Meist wird - wie dargestellt - behauptet, dass ohnehin nur maximal 30% der Krankenhausinfektionen vermieden werden können. Nach Meinung der Krankenhausgesellschaft Nordrhein-Westfalen (Rundschreiben 405/2010) sind es laut „seriösen Hygieniker" vielleicht sogar nur 15%. Da stellt sich natürlich die Frage, ob man überhaupt noch etwas unternehmen soll?
Wie ist man in anderen Bereichen an derartige Fragen herangegangen?
1970 gab es in Deutschland 20.000 Verkehrstote jährlich, 2010 sind es noch 3.700. Erreicht wurde dies durch eine breite Palette von Maßnahmen: Abholzen der Alleebäume, breitere und begradigte Straßen, Gurtpflicht, Sicherheitszelle der Fahrzeuge usw. Die Investitionen für diese Maßnahmen waren gigantisch und schlagen sich heute auch in den Autopreisen nieder. Sie sind aber gleichzeitig die Gewähr, dass deutsche Autos immer noch führend im Weltmarkt sind. Der Deutsche Verkehrssicherheitsrat (DVR) hat inzwischen sogar das Ziel „Null Verkehrstote" formuliert.
Als J.F. Kennedy 1961 die Forderung aufstellte, dass noch im gleichen Jahrzehnt Menschen zum Mond und gesund zurückfliegen sollten, schien dies vielen unvorstellbar. Tatsächlich war die Forderung bereits 1969 mit Apollo 11 umgesetzt.
Die Folgerung hieraus: Nur wenn wir mutige Ziele formulieren, können wir auch mutige Schritte voran machen!
In den USA fordern inzwischen große Organisationen wie CDC, APIC und SHEA für einzelne Krankenhausinfektionen das NULL-Ziel und begründen es folgendermaßen:
„We must work together to eliminate HAIs (hospital acquired infections) for the generations to come."
Aus all dem lässt sich für hier und heute in Deutschland folgern:
Die Forderung nach „NULL-Krankenhausinfektionen" ist politisch jetzt angebracht!
Pseudo-Messungen wie KISS genauso wie Diskussionen um 15 oder 20% Reduktion werden keine Verbesserungen bringen.
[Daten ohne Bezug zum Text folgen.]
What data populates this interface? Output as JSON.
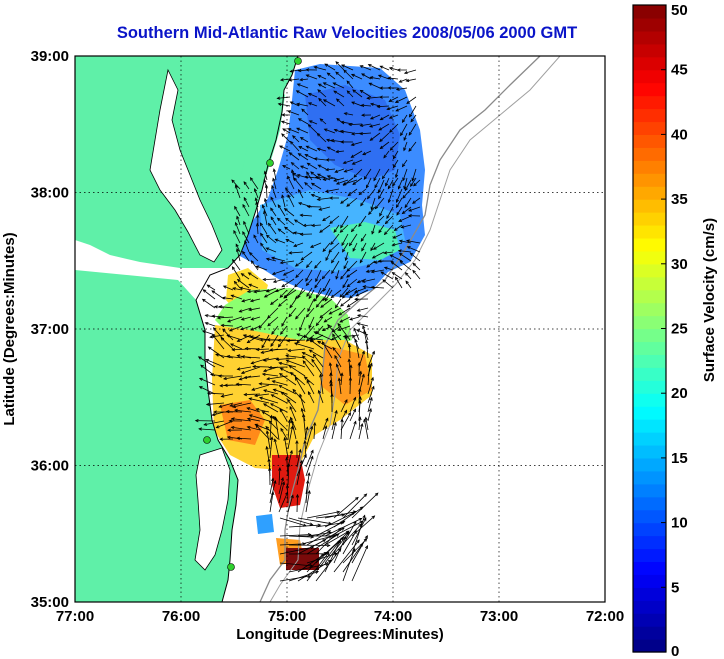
{
  "title": "Southern Mid-Atlantic Raw Velocities 2008/05/06 2000 GMT",
  "map": {
    "xlabel": "Longitude (Degrees:Minutes)",
    "ylabel": "Latitude (Degrees:Minutes)",
    "x_ticks": [
      "77:00",
      "76:00",
      "75:00",
      "74:00",
      "73:00",
      "72:00"
    ],
    "y_ticks": [
      "39:00",
      "38:00",
      "37:00",
      "36:00",
      "35:00"
    ],
    "lon_range": [
      -77,
      -72
    ],
    "lat_range": [
      35,
      39
    ],
    "land_color": "#5ff0a8",
    "vector_color": "#000000",
    "station_color": "#2fd02f"
  },
  "colorbar": {
    "label": "Surface Velocity (cm/s)",
    "ticks": [
      "0",
      "5",
      "10",
      "15",
      "20",
      "25",
      "30",
      "35",
      "40",
      "45",
      "50"
    ],
    "range": [
      0,
      50
    ],
    "steps": 50
  },
  "chart_data": {
    "type": "heatmap",
    "title": "Southern Mid-Atlantic Raw Velocities 2008/05/06 2000 GMT",
    "xlabel": "Longitude (Degrees:Minutes)",
    "ylabel": "Latitude (Degrees:Minutes)",
    "xlim": [
      -77,
      -72
    ],
    "ylim": [
      35,
      39
    ],
    "colorbar_range": [
      0,
      50
    ],
    "colorbar_label": "Surface Velocity (cm/s)",
    "grid": true,
    "region_speeds": [
      {
        "lon": -74.6,
        "lat": 38.4,
        "speed": 8
      },
      {
        "lon": -74.5,
        "lat": 37.7,
        "speed": 10
      },
      {
        "lon": -75.3,
        "lat": 37.1,
        "speed": 25
      },
      {
        "lon": -74.5,
        "lat": 36.6,
        "speed": 30
      },
      {
        "lon": -75.0,
        "lat": 36.2,
        "speed": 25
      },
      {
        "lon": -74.9,
        "lat": 35.8,
        "speed": 45
      },
      {
        "lon": -74.8,
        "lat": 35.35,
        "speed": 50
      },
      {
        "lon": -75.2,
        "lat": 35.6,
        "speed": 8
      }
    ]
  }
}
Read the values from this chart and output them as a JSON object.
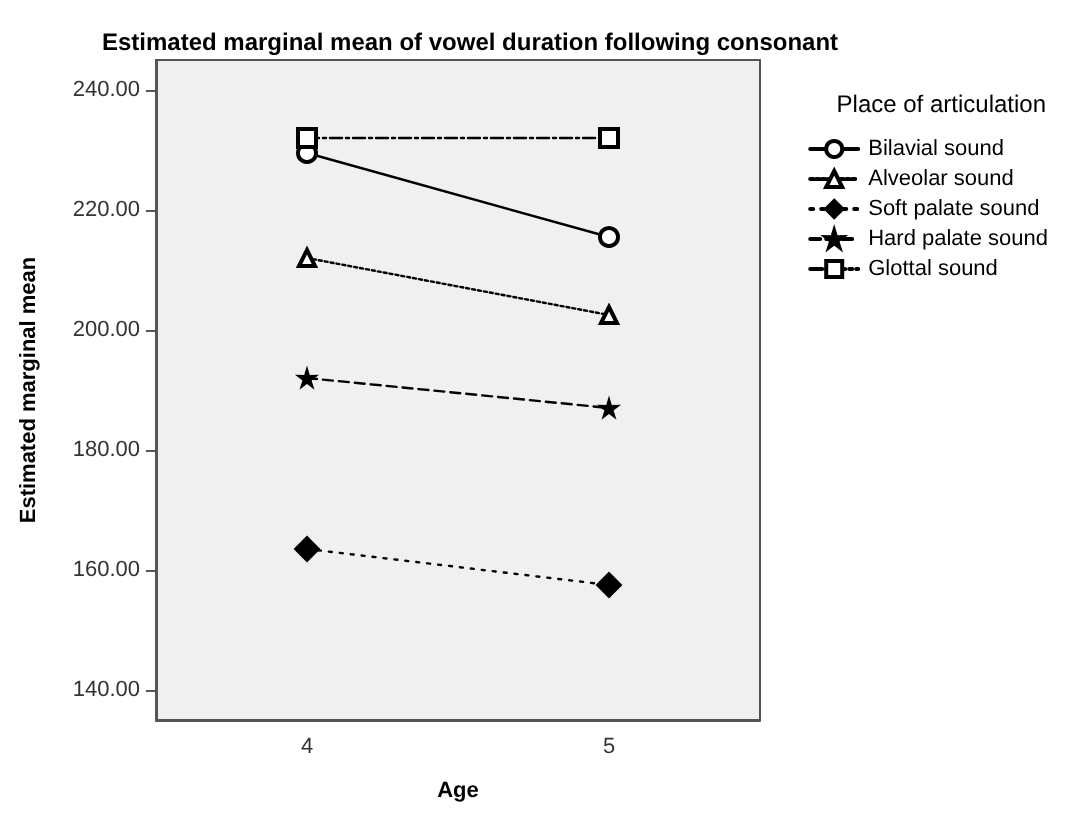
{
  "chart_data": {
    "type": "line",
    "title": "Estimated marginal mean of vowel duration following consonant",
    "xlabel": "Age",
    "ylabel": "Estimated marginal mean",
    "legend_title": "Place of articulation",
    "legend": "top right",
    "grid": false,
    "categories": [
      "4",
      "5"
    ],
    "ylim": [
      135,
      245
    ],
    "yticks": [
      {
        "value": 140,
        "label": "140.00"
      },
      {
        "value": 160,
        "label": "160.00"
      },
      {
        "value": 180,
        "label": "180.00"
      },
      {
        "value": 200,
        "label": "200.00"
      },
      {
        "value": 220,
        "label": "220.00"
      },
      {
        "value": 240,
        "label": "240.00"
      }
    ],
    "series": [
      {
        "name": "Bilavial sound",
        "color": "#000000",
        "values": [
          229.5,
          215.5
        ],
        "marker": "circle",
        "line_style": "solid"
      },
      {
        "name": "Alveolar sound",
        "color": "#000000",
        "values": [
          212,
          202.5
        ],
        "marker": "triangle",
        "line_style": "dotted"
      },
      {
        "name": "Soft palate sound",
        "color": "#000000",
        "values": [
          163.5,
          157.5
        ],
        "marker": "diamond",
        "line_style": "sparse_dotted"
      },
      {
        "name": "Hard palate sound",
        "color": "#000000",
        "values": [
          192,
          187
        ],
        "marker": "star",
        "line_style": "dashed"
      },
      {
        "name": "Glottal sound",
        "color": "#000000",
        "values": [
          232,
          232
        ],
        "marker": "square",
        "line_style": "dashdot"
      }
    ]
  }
}
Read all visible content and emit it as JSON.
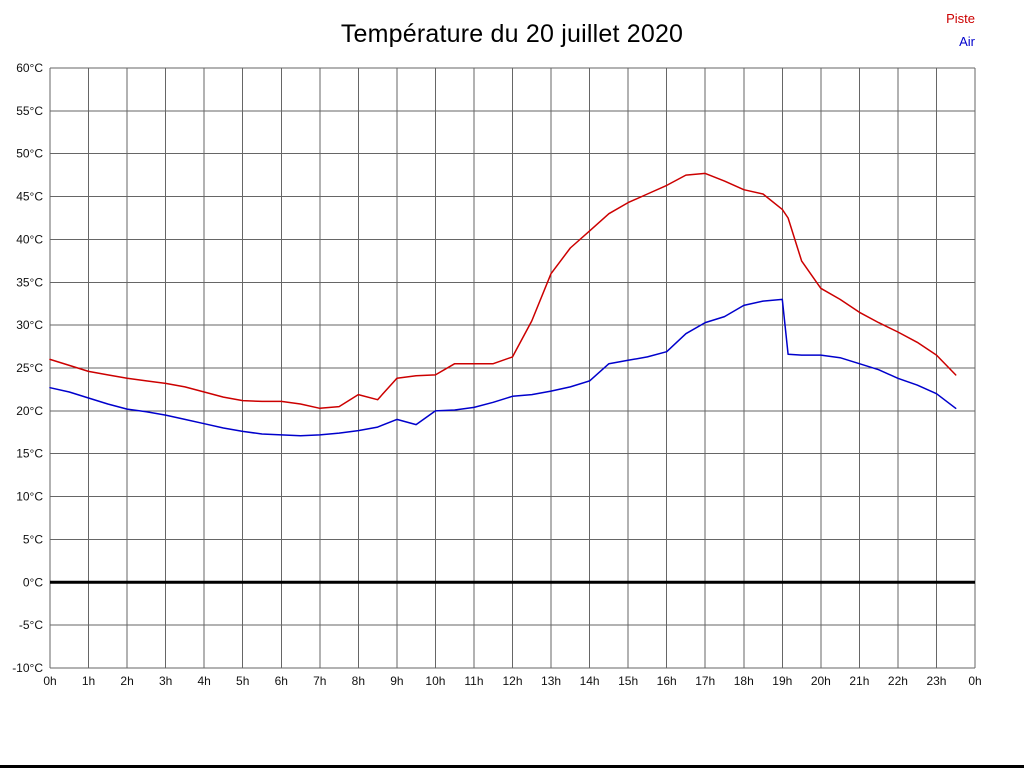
{
  "chart_data": {
    "type": "line",
    "title": "Température du 20 juillet 2020",
    "xlabel": "",
    "ylabel": "",
    "xlim": [
      0,
      24
    ],
    "ylim": [
      -10,
      60
    ],
    "grid": true,
    "legend_position": "top-right",
    "grid_color": "#666666",
    "zero_line": {
      "value": 0,
      "color": "#000000",
      "width": 3
    },
    "y_tick_values": [
      60,
      55,
      50,
      45,
      40,
      35,
      30,
      25,
      20,
      15,
      10,
      5,
      0,
      -5,
      -10
    ],
    "y_tick_labels": [
      "60°C",
      "55°C",
      "50°C",
      "45°C",
      "40°C",
      "35°C",
      "30°C",
      "25°C",
      "20°C",
      "15°C",
      "10°C",
      "5°C",
      "0°C",
      "-5°C",
      "-10°C"
    ],
    "x_tick_labels": [
      "0h",
      "1h",
      "2h",
      "3h",
      "4h",
      "5h",
      "6h",
      "7h",
      "8h",
      "9h",
      "10h",
      "11h",
      "12h",
      "13h",
      "14h",
      "15h",
      "16h",
      "17h",
      "18h",
      "19h",
      "20h",
      "21h",
      "22h",
      "23h",
      "0h"
    ],
    "x": [
      0,
      0.5,
      1,
      1.5,
      2,
      2.5,
      3,
      3.5,
      4,
      4.5,
      5,
      5.5,
      6,
      6.5,
      7,
      7.5,
      8,
      8.5,
      9,
      9.5,
      10,
      10.5,
      11,
      11.5,
      12,
      12.5,
      13,
      13.5,
      14,
      14.5,
      15,
      15.5,
      16,
      16.5,
      17,
      17.5,
      18,
      18.5,
      19,
      19.15,
      19.5,
      20,
      20.5,
      21,
      21.5,
      22,
      22.5,
      23,
      23.5
    ],
    "series": [
      {
        "name": "Piste",
        "color": "#cc0000",
        "values": [
          26,
          25.3,
          24.6,
          24.2,
          23.8,
          23.5,
          23.2,
          22.8,
          22.2,
          21.6,
          21.2,
          21.1,
          21.1,
          20.8,
          20.3,
          20.5,
          21.9,
          21.3,
          23.8,
          24.1,
          24.2,
          25.5,
          25.5,
          25.5,
          26.3,
          30.5,
          36,
          39,
          41,
          43,
          44.3,
          45.3,
          46.3,
          47.5,
          47.7,
          46.8,
          45.8,
          45.3,
          43.5,
          42.5,
          37.5,
          34.3,
          33,
          31.5,
          30.3,
          29.2,
          28,
          26.5,
          24.2
        ]
      },
      {
        "name": "Air",
        "color": "#0000cc",
        "values": [
          22.7,
          22.2,
          21.5,
          20.8,
          20.2,
          19.9,
          19.5,
          19,
          18.5,
          18,
          17.6,
          17.3,
          17.2,
          17.1,
          17.2,
          17.4,
          17.7,
          18.1,
          19,
          18.4,
          20,
          20.1,
          20.4,
          21,
          21.7,
          21.9,
          22.3,
          22.8,
          23.5,
          25.5,
          25.9,
          26.3,
          26.9,
          29,
          30.3,
          31,
          32.3,
          32.8,
          33,
          26.6,
          26.5,
          26.5,
          26.2,
          25.5,
          24.8,
          23.8,
          23,
          22,
          20.3
        ]
      }
    ]
  }
}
Wir brauchen eine breite gesellschaftliche Diskussion, Krankenhausinfektionen und ihre dramatische Reduktion zu einem Zentralthema der Medizin für die nächsten 20 Jahre zu machen. Natürlich geht dies nicht mit Hygiene allein, wir brauchen - auch um endogene Infektionen zurückzudrängen - weitere Maßnahmen: neue Therapien, neue Antibiotika, neue Medikamente, neue Medizinprodukte, neue Messmethoden und nicht zuletzt modernere Krankenhäuser.
Deutschland genießt weltweit aufgrund seines Gesundheitssystems immer noch einen hervorragenden Ruf. Damit dieser auch für die Zukunft gerechtfertigt ist, müssen wir wichtige Schritte in kurzer Zeit unternehmen, um Krankenhausinfektionen massiv zu reduzieren und dem Ziel NULL nahe zu kommen. Dieses wird die Wettbewerbsfähigkeit Deutschlands im globalen Gesundheitsmarkt erhalten und stärken.